The rule also requires patients to be re-evaluated for discharge needs throughout the stay and that the plan be revised to reflect any changes in patients’ conditions or needs, Dill Calloway says.

In recent years, a best practice has been for case managers to see every patient and complete a discharge evaluation plan, then review the record every day to see if there are changes, she says, recommending that all hospitals should adopt the practice.

“Most discharges aren’t complicated, but case managers need to know what is happening with patients and adjust the discharge plan accordingly. If case managers don’t see the patients every day, they have to rely on nurses for information on any changes and the nurses are busy doing their own jobs and may not inform the case managers of the changes,” Dill Calloway adds.

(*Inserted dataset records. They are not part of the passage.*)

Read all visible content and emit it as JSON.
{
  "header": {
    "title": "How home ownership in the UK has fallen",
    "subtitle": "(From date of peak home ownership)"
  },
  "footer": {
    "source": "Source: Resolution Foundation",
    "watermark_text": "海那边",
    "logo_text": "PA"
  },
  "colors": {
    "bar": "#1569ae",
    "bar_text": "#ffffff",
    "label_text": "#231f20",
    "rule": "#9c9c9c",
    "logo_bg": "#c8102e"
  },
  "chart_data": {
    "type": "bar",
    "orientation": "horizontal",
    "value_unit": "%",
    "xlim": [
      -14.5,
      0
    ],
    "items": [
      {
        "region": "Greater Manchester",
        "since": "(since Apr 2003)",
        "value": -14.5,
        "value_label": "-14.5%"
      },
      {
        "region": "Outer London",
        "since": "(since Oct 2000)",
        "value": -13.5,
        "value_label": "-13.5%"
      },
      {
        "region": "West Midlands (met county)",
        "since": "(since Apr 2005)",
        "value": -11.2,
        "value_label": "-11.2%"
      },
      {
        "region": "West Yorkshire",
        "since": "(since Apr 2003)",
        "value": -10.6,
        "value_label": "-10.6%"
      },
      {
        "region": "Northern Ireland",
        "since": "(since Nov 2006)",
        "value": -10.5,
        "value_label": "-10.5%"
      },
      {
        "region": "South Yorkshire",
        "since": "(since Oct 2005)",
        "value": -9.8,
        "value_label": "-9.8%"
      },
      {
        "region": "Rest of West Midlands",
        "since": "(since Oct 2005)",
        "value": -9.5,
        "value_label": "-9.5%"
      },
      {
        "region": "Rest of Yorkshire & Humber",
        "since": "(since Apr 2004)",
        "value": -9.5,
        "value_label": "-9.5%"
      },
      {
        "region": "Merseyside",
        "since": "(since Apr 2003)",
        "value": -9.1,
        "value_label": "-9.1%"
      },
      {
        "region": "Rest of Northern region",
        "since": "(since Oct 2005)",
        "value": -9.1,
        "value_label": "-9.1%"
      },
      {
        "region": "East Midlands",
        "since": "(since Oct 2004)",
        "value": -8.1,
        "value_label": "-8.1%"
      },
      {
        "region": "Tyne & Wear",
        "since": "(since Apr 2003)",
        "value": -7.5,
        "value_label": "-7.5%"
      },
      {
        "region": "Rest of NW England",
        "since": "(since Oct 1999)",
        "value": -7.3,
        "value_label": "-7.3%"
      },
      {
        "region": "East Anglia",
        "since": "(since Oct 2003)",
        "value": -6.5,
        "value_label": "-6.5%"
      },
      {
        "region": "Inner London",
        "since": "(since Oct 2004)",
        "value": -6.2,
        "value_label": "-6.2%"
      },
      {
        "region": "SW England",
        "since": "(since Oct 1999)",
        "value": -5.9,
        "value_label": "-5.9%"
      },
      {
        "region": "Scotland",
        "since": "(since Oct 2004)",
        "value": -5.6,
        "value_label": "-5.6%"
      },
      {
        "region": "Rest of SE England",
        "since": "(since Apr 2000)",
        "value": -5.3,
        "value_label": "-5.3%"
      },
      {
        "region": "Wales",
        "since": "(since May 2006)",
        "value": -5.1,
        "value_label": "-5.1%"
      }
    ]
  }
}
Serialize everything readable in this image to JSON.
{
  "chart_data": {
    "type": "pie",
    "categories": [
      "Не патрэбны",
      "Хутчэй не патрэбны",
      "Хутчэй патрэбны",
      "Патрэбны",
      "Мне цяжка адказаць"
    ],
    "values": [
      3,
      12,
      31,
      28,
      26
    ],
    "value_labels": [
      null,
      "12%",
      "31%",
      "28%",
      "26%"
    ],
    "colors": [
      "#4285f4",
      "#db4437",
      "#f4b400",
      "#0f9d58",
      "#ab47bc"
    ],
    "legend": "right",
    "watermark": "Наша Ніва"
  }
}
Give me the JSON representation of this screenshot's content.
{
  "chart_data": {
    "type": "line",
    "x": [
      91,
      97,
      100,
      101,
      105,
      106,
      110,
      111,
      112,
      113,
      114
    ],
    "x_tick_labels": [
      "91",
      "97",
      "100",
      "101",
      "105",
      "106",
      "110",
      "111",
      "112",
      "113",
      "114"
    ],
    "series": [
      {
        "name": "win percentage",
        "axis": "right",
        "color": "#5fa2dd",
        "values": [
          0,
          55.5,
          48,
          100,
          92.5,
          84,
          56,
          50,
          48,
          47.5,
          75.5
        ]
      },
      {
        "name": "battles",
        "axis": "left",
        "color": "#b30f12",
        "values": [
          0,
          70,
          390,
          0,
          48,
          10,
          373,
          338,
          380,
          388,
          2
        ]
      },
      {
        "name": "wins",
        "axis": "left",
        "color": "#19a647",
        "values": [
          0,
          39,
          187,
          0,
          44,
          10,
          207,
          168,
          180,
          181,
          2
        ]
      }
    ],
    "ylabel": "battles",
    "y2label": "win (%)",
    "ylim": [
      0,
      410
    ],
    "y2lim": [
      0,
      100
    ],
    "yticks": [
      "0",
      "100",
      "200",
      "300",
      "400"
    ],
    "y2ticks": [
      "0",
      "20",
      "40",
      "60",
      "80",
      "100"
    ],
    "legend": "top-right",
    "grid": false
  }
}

For instance, a patient who has uncomplicated surgery could develop deep venous thrombosis and have an anticoagulant prescribed. The patient would need a consultation from a pharmacist and a dietician as well as follow-up visits to an anticoagulant clinic, she says. Or, a patient could fall and need a wheelchair after discharge. “If case managers don’t monitor the changes, they could overlook a discharge need that would result in a readmission,” she says.

The rule makes a clear distinction between patient education and discharge instructions, Birmingham points out. “The staff can do a great job on educating the patient about his disease, but they need to provide detailed, written discharge instructions,” she says. For instance, tell a patient with diabetes, “‘Call your doctor if your glucose level is above 100 or below 60,’ and include the physician’s contact information,” she says.